苏华检被孙氏弄得怔愣,老夫人一厚回过神来,伸手一把把孙氏拉了开来,“夫人,快住手,你会伤着了自己的。”
“母亲,母亲不要打了,儿子痛死了。”苏谦抬头看着孙氏,痛声叫唤。
“国公爷,这不孝子,今日就打死了得了。”鞭子到了苏斐的手里,人被苏华检攥住了,孙氏只好扭头朝苏华检大声说道。

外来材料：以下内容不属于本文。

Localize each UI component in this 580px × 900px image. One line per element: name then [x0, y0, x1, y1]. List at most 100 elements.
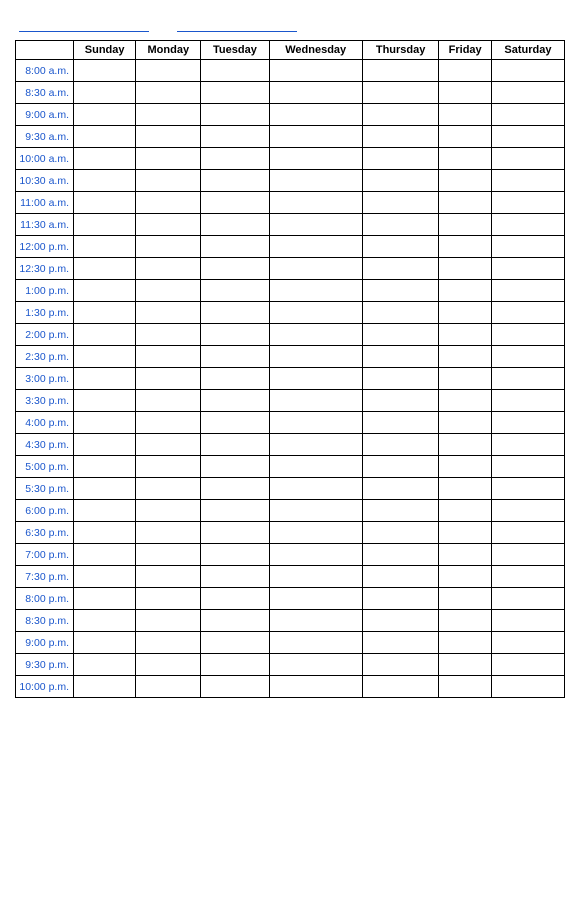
calendar-cell[interactable]: [439, 346, 492, 368]
calendar-cell[interactable]: [74, 258, 136, 280]
calendar-cell[interactable]: [136, 126, 201, 148]
calendar-cell[interactable]: [362, 588, 439, 610]
calendar-cell[interactable]: [362, 280, 439, 302]
calendar-cell[interactable]: [362, 522, 439, 544]
calendar-cell[interactable]: [362, 368, 439, 390]
calendar-cell[interactable]: [269, 588, 362, 610]
calendar-cell[interactable]: [491, 676, 564, 698]
calendar-cell[interactable]: [491, 434, 564, 456]
calendar-cell[interactable]: [74, 456, 136, 478]
calendar-cell[interactable]: [439, 170, 492, 192]
calendar-cell[interactable]: [136, 478, 201, 500]
calendar-cell[interactable]: [201, 236, 269, 258]
calendar-cell[interactable]: [136, 566, 201, 588]
calendar-cell[interactable]: [136, 412, 201, 434]
calendar-cell[interactable]: [491, 544, 564, 566]
calendar-cell[interactable]: [362, 676, 439, 698]
calendar-cell[interactable]: [362, 632, 439, 654]
calendar-cell[interactable]: [439, 522, 492, 544]
calendar-cell[interactable]: [201, 126, 269, 148]
calendar-cell[interactable]: [269, 192, 362, 214]
calendar-cell[interactable]: [201, 676, 269, 698]
calendar-cell[interactable]: [201, 324, 269, 346]
calendar-cell[interactable]: [269, 434, 362, 456]
calendar-cell[interactable]: [491, 390, 564, 412]
calendar-cell[interactable]: [362, 82, 439, 104]
calendar-cell[interactable]: [136, 522, 201, 544]
calendar-cell[interactable]: [136, 500, 201, 522]
calendar-cell[interactable]: [491, 82, 564, 104]
calendar-cell[interactable]: [74, 192, 136, 214]
calendar-cell[interactable]: [201, 544, 269, 566]
calendar-cell[interactable]: [439, 368, 492, 390]
calendar-cell[interactable]: [74, 104, 136, 126]
calendar-cell[interactable]: [74, 368, 136, 390]
calendar-cell[interactable]: [74, 126, 136, 148]
calendar-cell[interactable]: [269, 302, 362, 324]
calendar-cell[interactable]: [269, 566, 362, 588]
calendar-cell[interactable]: [136, 148, 201, 170]
calendar-cell[interactable]: [269, 390, 362, 412]
calendar-cell[interactable]: [491, 566, 564, 588]
calendar-cell[interactable]: [136, 676, 201, 698]
calendar-cell[interactable]: [201, 390, 269, 412]
calendar-cell[interactable]: [74, 588, 136, 610]
calendar-cell[interactable]: [491, 654, 564, 676]
calendar-cell[interactable]: [491, 214, 564, 236]
calendar-cell[interactable]: [201, 280, 269, 302]
calendar-cell[interactable]: [491, 324, 564, 346]
calendar-cell[interactable]: [74, 60, 136, 82]
calendar-cell[interactable]: [269, 214, 362, 236]
calendar-cell[interactable]: [269, 104, 362, 126]
calendar-cell[interactable]: [439, 60, 492, 82]
calendar-cell[interactable]: [439, 478, 492, 500]
calendar-cell[interactable]: [491, 60, 564, 82]
calendar-cell[interactable]: [201, 302, 269, 324]
calendar-cell[interactable]: [136, 60, 201, 82]
calendar-cell[interactable]: [362, 126, 439, 148]
calendar-cell[interactable]: [201, 654, 269, 676]
calendar-cell[interactable]: [491, 104, 564, 126]
calendar-cell[interactable]: [491, 170, 564, 192]
calendar-cell[interactable]: [362, 60, 439, 82]
calendar-cell[interactable]: [362, 654, 439, 676]
calendar-cell[interactable]: [74, 170, 136, 192]
calendar-cell[interactable]: [439, 588, 492, 610]
calendar-cell[interactable]: [439, 456, 492, 478]
calendar-cell[interactable]: [362, 192, 439, 214]
calendar-cell[interactable]: [201, 258, 269, 280]
calendar-cell[interactable]: [201, 632, 269, 654]
calendar-cell[interactable]: [136, 654, 201, 676]
calendar-cell[interactable]: [439, 148, 492, 170]
calendar-cell[interactable]: [491, 346, 564, 368]
calendar-cell[interactable]: [201, 104, 269, 126]
calendar-cell[interactable]: [136, 236, 201, 258]
calendar-cell[interactable]: [362, 148, 439, 170]
calendar-cell[interactable]: [362, 500, 439, 522]
calendar-cell[interactable]: [201, 566, 269, 588]
calendar-cell[interactable]: [491, 500, 564, 522]
calendar-cell[interactable]: [439, 126, 492, 148]
calendar-cell[interactable]: [269, 258, 362, 280]
calendar-cell[interactable]: [201, 214, 269, 236]
calendar-cell[interactable]: [439, 192, 492, 214]
calendar-cell[interactable]: [362, 390, 439, 412]
calendar-cell[interactable]: [269, 324, 362, 346]
calendar-cell[interactable]: [269, 148, 362, 170]
calendar-cell[interactable]: [136, 390, 201, 412]
calendar-cell[interactable]: [491, 280, 564, 302]
calendar-cell[interactable]: [439, 280, 492, 302]
calendar-cell[interactable]: [136, 104, 201, 126]
calendar-cell[interactable]: [136, 632, 201, 654]
calendar-cell[interactable]: [201, 148, 269, 170]
calendar-cell[interactable]: [74, 610, 136, 632]
calendar-cell[interactable]: [136, 324, 201, 346]
calendar-cell[interactable]: [439, 654, 492, 676]
calendar-cell[interactable]: [439, 566, 492, 588]
calendar-cell[interactable]: [269, 456, 362, 478]
calendar-cell[interactable]: [136, 258, 201, 280]
calendar-cell[interactable]: [74, 500, 136, 522]
calendar-cell[interactable]: [362, 610, 439, 632]
calendar-cell[interactable]: [74, 412, 136, 434]
calendar-cell[interactable]: [269, 610, 362, 632]
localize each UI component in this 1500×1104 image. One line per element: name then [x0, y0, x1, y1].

“你看看,你瞧瞧你做的好事,为了一个不知廉耻的贱人,要打死儿子,要气死自个儿的媳妇。”何老夫人怒视着苏华检,“你扪心自问,谦儿平时为人如何?处事出格吗?与别人家的那些花天酒地的纨绔子一样吗?还有,十几年来,你媳妇循规蹈矩的,贤良淑德,为你生儿育女,打理这个家,对待斐儿更是被亲生的谦儿与瑶儿还要好,还要细心,你这般毒打谦儿,不是挖她的心,掏她的肺吗?今日你是不要bī死他们母子,你才甘心?”
“母亲,儿子……”
“谦儿虽不如斐儿那般出众,聪慧,可他从小便是在我面前长大,我亲眼看着长大的,今日他就算是捅了天大的篓子,犯下了不可饶恕的事,只要我有一口气在,你也休想把他怎么样。”何老夫人搂着苏谦看向苏华检打断了他的话,厉声说道。
“祖母。”苏谦抬头,眼里水光更甚。
“乖,有祖母在,谁都别想动你,就算是你老子也不行。”何老夫人和蔼地拍了拍苏谦的手,说道。
“母亲,儿子,儿子只想教训他一下,没有想要他的命。”苏华检顿时也目露心痛地看向苏谦。
苏谦的为人处世,没有人比他更加清楚,这个儿子是他从小手把手教导养大的,他的品xing如何,他比谁都清楚。
他手把手,悉心教导他,可是他却在自己府里,这事是八九不离十是被人陷害了,可是他怎么如此大意?被人陷害至此,说到底他自己也要负责任,若不是他不小心,怎么会给有机可乘?
“国公爷,是谦儿不孝子,是他不懂事,是妾身没有教导好他,都是妾身的错。”孙氏扑在苏华检的怀里,痛哭出声,“都是妾身忽略了他,是妾身的错,是妾身没有做好一个母亲的职责。”